Critical Care 2005, 9:R645-R652doi:10.1186/cc3821

Published: 6 October 2005


See related commentary http://ccforum.com/content/9/6/636

Abstract

Introduction

The standardized mortality ratio (SMR) is commonly used for benchmarking intensive care units (ICUs). Available mortality prediction models are outdated and must be adapted to current populations of interest. The objective of this study was to improve the Simplified Acute Physiology Score (SAPS) II for mortality prediction in ICUs, thereby improving SMR estimates.

Method

A retrospective data base study was conducted in patients hospitalized in 106 French ICUs between 1 January 1998 and 31 December 1999. A total of 77,490 evaluable admissions were split into a training set and a validation set.
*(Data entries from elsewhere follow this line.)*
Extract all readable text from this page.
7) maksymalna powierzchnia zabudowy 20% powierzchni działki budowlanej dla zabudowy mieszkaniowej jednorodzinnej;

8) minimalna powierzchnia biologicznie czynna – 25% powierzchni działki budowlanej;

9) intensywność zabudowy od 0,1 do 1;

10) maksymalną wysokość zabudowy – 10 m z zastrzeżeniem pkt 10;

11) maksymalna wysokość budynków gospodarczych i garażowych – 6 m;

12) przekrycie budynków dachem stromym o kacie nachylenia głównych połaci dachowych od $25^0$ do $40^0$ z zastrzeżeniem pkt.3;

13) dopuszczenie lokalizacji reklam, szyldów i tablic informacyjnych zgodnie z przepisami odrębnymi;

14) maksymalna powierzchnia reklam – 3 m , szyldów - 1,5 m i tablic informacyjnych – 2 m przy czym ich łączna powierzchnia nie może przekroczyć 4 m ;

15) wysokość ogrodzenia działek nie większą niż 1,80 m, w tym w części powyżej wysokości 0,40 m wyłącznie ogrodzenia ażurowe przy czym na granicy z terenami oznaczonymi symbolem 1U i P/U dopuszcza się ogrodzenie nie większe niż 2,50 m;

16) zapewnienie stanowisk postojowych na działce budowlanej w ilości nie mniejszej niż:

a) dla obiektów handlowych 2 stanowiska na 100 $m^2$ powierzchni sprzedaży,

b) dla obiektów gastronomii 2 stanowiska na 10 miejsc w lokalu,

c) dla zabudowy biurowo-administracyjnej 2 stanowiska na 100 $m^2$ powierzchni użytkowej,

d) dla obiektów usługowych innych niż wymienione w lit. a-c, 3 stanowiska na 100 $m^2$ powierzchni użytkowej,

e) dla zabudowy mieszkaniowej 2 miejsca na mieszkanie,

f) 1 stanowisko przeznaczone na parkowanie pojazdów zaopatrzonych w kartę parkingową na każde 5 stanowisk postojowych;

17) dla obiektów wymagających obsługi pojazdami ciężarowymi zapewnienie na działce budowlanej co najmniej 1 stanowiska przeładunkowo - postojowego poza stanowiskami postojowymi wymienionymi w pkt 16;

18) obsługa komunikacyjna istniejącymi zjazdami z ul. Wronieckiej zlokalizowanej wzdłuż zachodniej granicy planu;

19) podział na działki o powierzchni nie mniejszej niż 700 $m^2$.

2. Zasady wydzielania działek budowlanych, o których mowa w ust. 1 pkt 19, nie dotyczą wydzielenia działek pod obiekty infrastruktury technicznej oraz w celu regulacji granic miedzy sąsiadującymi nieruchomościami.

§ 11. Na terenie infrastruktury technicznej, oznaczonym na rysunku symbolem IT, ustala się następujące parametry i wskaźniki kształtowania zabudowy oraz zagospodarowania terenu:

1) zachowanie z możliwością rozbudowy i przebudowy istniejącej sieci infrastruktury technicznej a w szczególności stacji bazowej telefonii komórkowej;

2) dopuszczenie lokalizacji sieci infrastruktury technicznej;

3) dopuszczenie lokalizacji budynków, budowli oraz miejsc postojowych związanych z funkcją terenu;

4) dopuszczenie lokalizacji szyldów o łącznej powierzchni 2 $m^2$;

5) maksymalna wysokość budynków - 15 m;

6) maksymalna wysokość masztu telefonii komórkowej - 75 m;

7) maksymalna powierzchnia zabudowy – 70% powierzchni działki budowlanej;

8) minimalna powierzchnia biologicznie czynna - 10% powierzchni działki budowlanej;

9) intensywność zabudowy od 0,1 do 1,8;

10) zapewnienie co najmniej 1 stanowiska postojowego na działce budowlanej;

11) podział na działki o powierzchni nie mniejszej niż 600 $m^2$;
Calibration and discrimination were determined for the original SAPS II, a customized SAPS II and an expanded SAPS II developed in the training set by adding six admission variables: age, sex, length of pre-ICU hospital stay, patient location before ICU, clinical category and whether drug overdose was present. The training set was used for internal validation and the validation set for external validation.

Results

With the original SAPS II calibration was poor, with marked underestimation of observed mortality, whereas discrimination was good (area under the receiver operating characteristic curve 0.858). Customization improved calibration but had poor uniformity of fit; discrimination was unchanged. The expanded SAPS II exhibited good calibration, good uniformity of fit and better discrimination (area under the receiver operating characteristic curve 0.879). The SMR in the validation set was 1.007 (confidence interval 0.985–1.028). Some ICUs had better and others worse performance with the expanded SAPS II than with the customized SAPS II.

Conclusion

The original SAPS II model did not perform sufficiently well to be useful for benchmarking in France. Customization improved the statistical qualities of the model but gave poor uniformity of fit. Adding simple variables to create an expanded SAPS II model led to better calibration, discrimination and uniformity of fit, producing a tool suitable for benchmarking.